A different assessment then helped to optimise the management and cost of maintenance and support.’
‘An accurate inventory enables the business to identify end-of-life status and thus preempt any equipment-related problems,’ explains Morris.
‘ This helps the organisation’s support environment by drastically reducing the number of incidents that would need to be resolved daily. Also, the risk of expensive network downtime is reduced, improving the organisation’s operations as a whole.
‘ Having one support and maintenance partner globally means there are fewer contracts to manage at a regional and country level. Resources can be optimised by moving them from commoditised routine services to areas that have a higher value for the business. Overall, the organisation is well on its way to reaching its target of saving up to 15% on maintenance and support costs… after capturing about
75% of the full estate. For this business, it’s still all about gaining a baseline of accurate inventory information and visibility of any end-of-life or endof-support equipment. Really basic information like this is already greatly valuable to them.’

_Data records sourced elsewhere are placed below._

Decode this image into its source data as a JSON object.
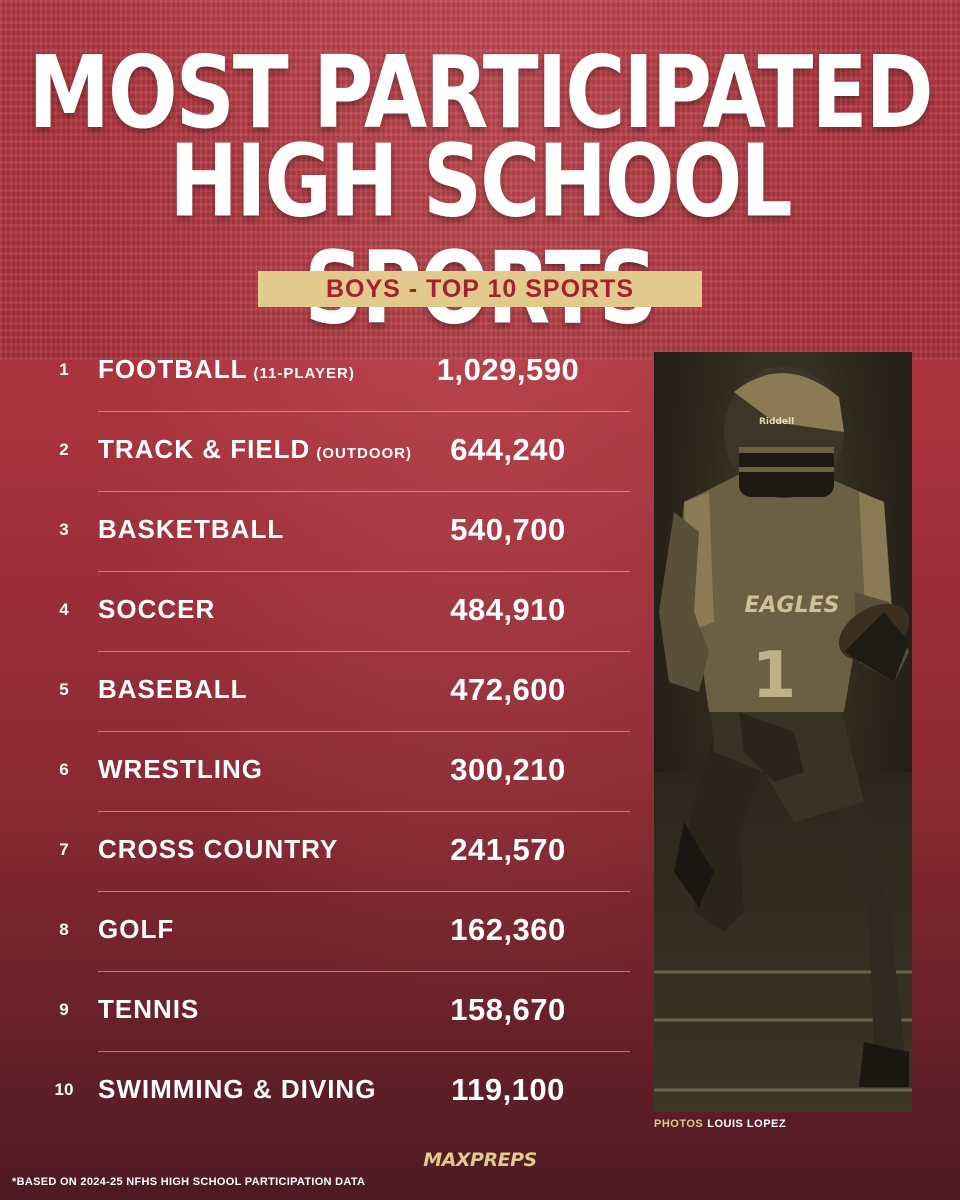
{
  "title_line1": "MOST PARTICIPATED",
  "title_line2": "HIGH SCHOOL SPORTS",
  "subtitle": "BOYS - TOP 10 SPORTS",
  "rows": [
    {
      "rank": "1",
      "sport": "FOOTBALL",
      "qualifier": "(11-PLAYER)",
      "value": "1,029,590"
    },
    {
      "rank": "2",
      "sport": "TRACK & FIELD",
      "qualifier": "(OUTDOOR)",
      "value": "644,240"
    },
    {
      "rank": "3",
      "sport": "BASKETBALL",
      "qualifier": "",
      "value": "540,700"
    },
    {
      "rank": "4",
      "sport": "SOCCER",
      "qualifier": "",
      "value": "484,910"
    },
    {
      "rank": "5",
      "sport": "BASEBALL",
      "qualifier": "",
      "value": "472,600"
    },
    {
      "rank": "6",
      "sport": "WRESTLING",
      "qualifier": "",
      "value": "300,210"
    },
    {
      "rank": "7",
      "sport": "CROSS COUNTRY",
      "qualifier": "",
      "value": "241,570"
    },
    {
      "rank": "8",
      "sport": "GOLF",
      "qualifier": "",
      "value": "162,360"
    },
    {
      "rank": "9",
      "sport": "TENNIS",
      "qualifier": "",
      "value": "158,670"
    },
    {
      "rank": "10",
      "sport": "SWIMMING & DIVING",
      "qualifier": "",
      "value": "119,100"
    }
  ],
  "photo": {
    "jersey_text": "EAGLES",
    "jersey_number": "1",
    "helmet_brand": "Riddell",
    "credit_label": "PHOTOS",
    "credit_name": "LOUIS LOPEZ"
  },
  "footnote": "*BASED ON 2024-25 NFHS HIGH SCHOOL PARTICIPATION DATA",
  "logo": "MAXPREPS",
  "colors": {
    "background": "#a8323c",
    "accent_gold": "#e2c98d",
    "subtitle_text": "#a5222d"
  }
}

Morris points out that if OEMS are given such visibility of client estates, they may face a conflict of interest when it comes to helping clients remove costs from the business.
‘ The OEM’s goal is to sell as much new technology as possible and increase its share of the client’s estate by pushing out competing technologies. Helping clients get the most out of technologies already in the estate may not be in the
OEM’s best interest, particularly if the technologies are not its own. Yet, this is a more effective strategy to reduce costs than purchasing new technology early.
‘ And the larger its share of the estate, the more influence the OEM will exert over the organisation’s purchasing decisions, because it wields the power of price. That’s why client estates that incorporate a larger number of vendors usually also show a greater appetite for alternative – and more effective – ways of lowering support and maintenance costs. With the client I’ve described, there’s a distinct move to consolidate the number of vendors in the estate to a short, standard list across regions.
But there’s no intention to move to a single-vendor environment. This is also the case with most of our other clients, as the general trend is towards multivendor environments.
‘ The biggest challenge to cost-reduction for this client is governance: enforcing its chosen IT standards across the business. Many of the organisation’s countries had loyal, legacy relationships with local partners. They sometimes shared critical competitive information with providers during requests-forproposal (RFP) processes in order to ensure that the local partner is more price competitive than the recommended global provider. In those cases, the organisation’s head office lacked the governance to dictate its standards, as the countries were still free to do business with whomever provided the most cost-effective rates.
‘But again, visibility is critical here,’
Morris emphasises.
‘ Organisations need to understand that there’s more to pricing than what’s included in RFP responses, particularly considering the resources needed to support the network effectively.
Global governance and standardisation require accurate inventories of the estate in each individual country.
But there may be a natural resistance from county management to provide detailed information, because it would imply relinquishing a level of control and damaging long-standing local relationships.’
‘There are many such challenges for global businesses today,’ concludes Morris.
‘ It’s a long process of maturity that needs to develop throughout the organisation and it won’t happen overnight. But each long journey starts with a first step and, in the case of maximising cost-savings, there’s no other way but to start with gaining greater and more detailed visibility of your complete estate. It enables you to make decisions with your eyes wide open.’